A range of boundary options, including industry standard and regionally specific methods, provide the flexibility to accurately represent water entering and leaving your models
Within each boundary category, Flood Modeller offers an extensive range of options enabling you to tailor your model to your precise requirements and available data. Rainfall data can be converted directly to inflow (optionally with loss through evaporation and/or infiltration), or flow data (e.g. a discharge hydrograph, having performed your own hydrological analysis), or hydrological boundaries providing full rainfall-runoff methodologies.
Flood modellers can account for how water enters and leaves your model using flow or water level boundaries:
Flow boundaries define the variation of flow with time – most commonly utilised to provide inflows, e.g. at the upstream ends of a model
Water level boundaries define the variation of water level with time – most commonly utilised to describe how water leaves the model network
The range of boundary options to represent flows entering and leaving your models include:
The Rainfall/Evaporation Boundary provides a rainfall and/or evaporation boundary inflow into a model network. Rainfall data, evaporation data and infiltration data can all be specified separately and included as part of the inflow.
Flow Time Boundary
The Flow Time Boundary models a discharge hydrograph (specifying flow versus time) as a boundary condition. This boundary unit is ideal for entering flow data after having used your own analysis methods.

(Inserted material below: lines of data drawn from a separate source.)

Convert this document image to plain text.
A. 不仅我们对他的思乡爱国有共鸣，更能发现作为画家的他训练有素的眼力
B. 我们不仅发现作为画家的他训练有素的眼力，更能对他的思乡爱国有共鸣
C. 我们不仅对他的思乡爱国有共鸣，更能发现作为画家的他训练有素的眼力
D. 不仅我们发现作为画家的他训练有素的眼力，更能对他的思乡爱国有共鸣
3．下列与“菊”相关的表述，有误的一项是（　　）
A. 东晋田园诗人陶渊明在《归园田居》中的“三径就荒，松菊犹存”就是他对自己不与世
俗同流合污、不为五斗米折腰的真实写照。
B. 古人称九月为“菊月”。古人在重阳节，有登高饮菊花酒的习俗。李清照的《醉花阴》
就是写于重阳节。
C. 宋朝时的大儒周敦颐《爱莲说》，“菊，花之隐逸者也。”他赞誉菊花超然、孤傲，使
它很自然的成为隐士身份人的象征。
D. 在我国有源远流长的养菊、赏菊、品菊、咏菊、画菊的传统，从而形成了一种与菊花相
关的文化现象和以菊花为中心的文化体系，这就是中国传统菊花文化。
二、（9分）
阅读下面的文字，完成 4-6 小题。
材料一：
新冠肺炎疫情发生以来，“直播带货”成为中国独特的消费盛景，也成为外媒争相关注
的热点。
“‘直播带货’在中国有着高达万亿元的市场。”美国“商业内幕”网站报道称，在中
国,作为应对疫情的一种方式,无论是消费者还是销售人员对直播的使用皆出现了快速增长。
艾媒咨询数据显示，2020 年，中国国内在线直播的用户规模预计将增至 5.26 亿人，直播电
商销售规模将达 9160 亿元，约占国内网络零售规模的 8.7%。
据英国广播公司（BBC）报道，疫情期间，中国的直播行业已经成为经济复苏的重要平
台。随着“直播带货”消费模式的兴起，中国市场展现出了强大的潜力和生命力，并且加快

The Abstraction Boundary unit allows you to specify flow entering your system based on specified logical rules, for example when a weir is open or when the water level has reached a specified height. It represents a discharge hydrograph without the time aspect needing to be specified.
The FEH Boundary is a rainfall-runoff model based on procedures described in the Flood Estimation Handbook (1999).
The FRQSIM Boundary derives an inflow hydrograph using FRQSIM (an abbreviation of 'flood FReQuency SIMulation'), a bespoke, fully distributed rainfall-runoff method. This unit will either generate flow hydrographs for design return period events, derived from the UK Flood Estimation Handbook (FEH) or FRQSIM specific storm profiles, or will simulate runoff during historic events using recorded rainfall and other input data.
The FSSR16 Boundary is a rainfall-runoff model based on procedures set out in the Flood Studies Report (1975) and includes revisions contained in subsequent supplementary reports.
The ReFH Boundary is a rainfall-runoff model using procedures developed by CEH to update the FSR/FEH Rainfall Runoff Method. This unit also provides ReFH Urban; an enhancement in order to better estimate design flows in heavily or very heavily urbanised catchments. This alternative method, which is based on the study published by Kjeldsen (2009, revised 2013), can be applied when there is a difference between the boundaries of the topographic and sewer/drainage catchments.
The ReFH2 Boundary unit utilises the ReFH2 (Revitalised Flood Hydrograph 2) software to derive an inflow hydrograph for a catchment or sub-catchment and includes the enhancements within the ReFH2.3 model. The ReFH2 method can be applied to both rural and urbanised catchments and can utilise either the FEH 1999 or the FEH 2013 rainfall models. ReFH2 is an updated version of the original ReFH method and was released by Wallingford HydroSolutions in 2015, with 2.3 released in 2019.
Access extreme rainfall and flood estimation data at both gauged and ungauged locations throughout Ireland. In addition to the generic “free” format, you now have the option to take outputs from the FSU hydrological data portal to use directly within Flood Modeller.
Generic Rainfall-Runoff (including Green-Ampt & SCS)
The Generic Rainfall-Runoff Boundary provides a range of globally applicable hydrological model components. Loss through infiltration can be applied using the Green-Ampt, or SCS (US Soil Conservation Service, now the Natural Resources Conservation Service) curve number methods. Rainfall-runoff models can be selected from the SCS unit hydrograph or Clark Unit hydrograph, and multiple options are provided for ascertaining time of concentration/lag.
The range of boundary options to describe the variation of water levels in your model (commonly used to describe how water leaves the modelled area) include:
Flow Head Boundary
The Flow-Head Boundary represents a flow against stage rating relationship. This boundary condition is also often referred to as a rating curve.
Normal/Critical Depth Boundary
The Normal/Critical Depth Boundary is a downstream boundary which automatically generates a flow-head relationship based on section data. The options available are to apply normal depth (from Manning's equation), or critical depth. This is a simpler alternative to the Flow Head Boundary in which the rating table is explicitly supplied.
Head Time Boundary
The Head Time Boundary allows the input of a stage hydrograph (specifying water level versus time) as a boundary condition.
Tidal Harmonics Boundary
This boundary generates water level data utilising numerical methods based upon Admiralty Tide Tables and the constituent harmonics of the tide for a given location and date. Flood Modeller also provides tools that allow you to specify a varying mean sea level rate rise, to enable long term simulations enabling you to assess sea level rise scenarios in coastal and tidally influenced areas.